Heal wants to bring back house calls, and it has found success in California where it has operated for about one year, served more than 10,000 patients in that time, and aligned itself with several major insurance carriers along the way. Company founder and chief executive officer Nick Desai, commented on the driving force behind why Heal does what it does:
“Everybody in America will get sick, everybody in America will go to the doctor, and everybody in America hates going to a doctor’s office,” Desai said, speaking in an interview with TechCrunch.
Desai’s operation recently gained a Series A round of funding equal to $26.9 million with support from Tull Investment Group, which led this round, alongside Breyer Capital, Hashtag One, Slow Ventures, Qualcomm Executive Chairman Paul Jacobs, and Skydance Media CEO David Ellison. The round led to a valuation of the new medical care provider of $110 million.
This round of funding will be essential, Heal said, to the continued development of its software, which allows patients to sign up for doctor visits, as well as its marketing efforts and ties to licensed physicians.
The doctors that work with Heal and with its patients collectively hold hours from 8 a.m. to 8 p.m., seven days a week. Patients can order doctors to their homes with the expectation to see one of them within a two-hour window. In that case, they will see whichever doctor is closest to their homes at the time of visit. Patients can also order a visit in advance and gain the option of selecting a specific doctor.

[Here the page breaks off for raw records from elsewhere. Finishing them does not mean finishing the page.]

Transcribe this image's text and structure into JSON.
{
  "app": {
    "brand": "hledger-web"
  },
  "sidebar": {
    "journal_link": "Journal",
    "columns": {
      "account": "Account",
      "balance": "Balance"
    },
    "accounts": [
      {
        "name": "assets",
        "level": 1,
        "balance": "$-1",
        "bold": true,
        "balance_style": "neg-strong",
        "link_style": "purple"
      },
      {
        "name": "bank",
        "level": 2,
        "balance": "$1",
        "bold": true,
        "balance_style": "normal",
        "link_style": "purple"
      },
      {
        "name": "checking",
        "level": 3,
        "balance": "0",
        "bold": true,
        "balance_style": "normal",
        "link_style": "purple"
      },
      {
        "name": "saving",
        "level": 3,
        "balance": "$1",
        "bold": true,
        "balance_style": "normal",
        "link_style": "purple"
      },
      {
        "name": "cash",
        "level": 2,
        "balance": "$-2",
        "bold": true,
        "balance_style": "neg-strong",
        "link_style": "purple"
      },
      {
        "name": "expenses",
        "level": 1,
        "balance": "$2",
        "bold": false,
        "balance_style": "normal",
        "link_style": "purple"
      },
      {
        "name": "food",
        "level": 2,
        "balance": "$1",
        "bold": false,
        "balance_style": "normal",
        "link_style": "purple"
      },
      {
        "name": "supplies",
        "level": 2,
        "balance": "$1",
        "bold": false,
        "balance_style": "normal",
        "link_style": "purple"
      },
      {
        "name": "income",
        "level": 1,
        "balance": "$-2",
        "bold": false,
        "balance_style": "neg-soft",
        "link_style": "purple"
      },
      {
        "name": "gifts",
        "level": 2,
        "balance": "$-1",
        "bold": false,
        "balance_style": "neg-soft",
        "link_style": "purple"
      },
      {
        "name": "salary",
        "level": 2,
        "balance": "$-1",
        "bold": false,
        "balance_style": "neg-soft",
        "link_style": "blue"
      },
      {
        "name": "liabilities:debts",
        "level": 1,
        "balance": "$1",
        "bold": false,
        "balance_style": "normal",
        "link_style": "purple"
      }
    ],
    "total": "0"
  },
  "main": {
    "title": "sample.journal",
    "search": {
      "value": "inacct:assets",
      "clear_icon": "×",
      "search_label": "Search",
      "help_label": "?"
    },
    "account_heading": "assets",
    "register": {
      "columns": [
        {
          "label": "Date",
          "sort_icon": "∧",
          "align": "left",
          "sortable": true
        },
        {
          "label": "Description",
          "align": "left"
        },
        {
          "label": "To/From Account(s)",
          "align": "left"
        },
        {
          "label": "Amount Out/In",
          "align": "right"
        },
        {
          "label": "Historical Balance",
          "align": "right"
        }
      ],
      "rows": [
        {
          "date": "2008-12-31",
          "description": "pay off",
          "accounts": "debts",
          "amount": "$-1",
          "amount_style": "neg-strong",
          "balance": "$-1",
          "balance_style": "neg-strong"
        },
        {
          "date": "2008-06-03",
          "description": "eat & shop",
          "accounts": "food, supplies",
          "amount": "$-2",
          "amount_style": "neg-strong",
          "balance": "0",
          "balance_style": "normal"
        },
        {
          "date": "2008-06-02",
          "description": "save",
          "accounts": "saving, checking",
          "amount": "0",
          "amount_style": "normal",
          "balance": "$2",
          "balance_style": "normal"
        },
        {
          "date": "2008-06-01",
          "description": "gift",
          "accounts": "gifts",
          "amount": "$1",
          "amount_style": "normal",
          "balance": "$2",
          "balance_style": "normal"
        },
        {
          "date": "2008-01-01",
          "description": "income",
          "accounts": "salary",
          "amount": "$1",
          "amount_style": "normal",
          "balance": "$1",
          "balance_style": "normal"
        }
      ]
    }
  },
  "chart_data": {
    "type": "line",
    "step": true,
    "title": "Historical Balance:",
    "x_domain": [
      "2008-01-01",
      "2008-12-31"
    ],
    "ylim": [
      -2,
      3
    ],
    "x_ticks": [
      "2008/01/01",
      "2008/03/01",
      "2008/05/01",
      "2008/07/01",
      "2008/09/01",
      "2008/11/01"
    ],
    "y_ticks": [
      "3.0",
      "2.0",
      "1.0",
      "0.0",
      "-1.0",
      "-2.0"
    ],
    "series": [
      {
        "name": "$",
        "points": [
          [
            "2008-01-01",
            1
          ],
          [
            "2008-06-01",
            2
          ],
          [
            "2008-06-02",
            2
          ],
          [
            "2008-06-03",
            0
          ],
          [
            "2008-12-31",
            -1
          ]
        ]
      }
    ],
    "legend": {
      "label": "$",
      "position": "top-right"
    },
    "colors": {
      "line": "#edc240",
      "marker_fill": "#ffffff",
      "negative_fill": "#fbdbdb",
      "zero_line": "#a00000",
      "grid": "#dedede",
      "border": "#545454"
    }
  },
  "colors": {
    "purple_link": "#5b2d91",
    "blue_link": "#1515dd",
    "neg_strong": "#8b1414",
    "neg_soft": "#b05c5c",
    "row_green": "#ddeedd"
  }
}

Desai spoke further about the types of orders he has seen in Heal’s first year. He said many patients use Heal doctors as their primary care physicians. With that, about 75 percent of patients schedule visits ahead of time so they can see the same doctor more than once. Heal’s acceptance of Blue Shield and Anthem Blue Cross of California, Cigna Healthcare, Aetna, and United Healthcare allows its patients to use their primary insurance companies to aid in the payment of these visits.
Patients can expect to pay their co-pay if they have those insurance plans. Those patients without such plans will see a flat fee of $99. Either way, doctors arrive with an “extensive kit” of medical equipment, Desai said.
Heal is now looking to expand to other states and regions where there is a lack of primary care. Many regions of rural California fit this bill; so do many areas of Texas, a state where, TechCrunch commented, telemedicine is not legally allowed as a form of primary care. Cities such as Chicago, Detroit, and Pittsburgh are also future options for Heal. The competition will be fierce against other startups and medical facilities that offer telemedicine where appropriate.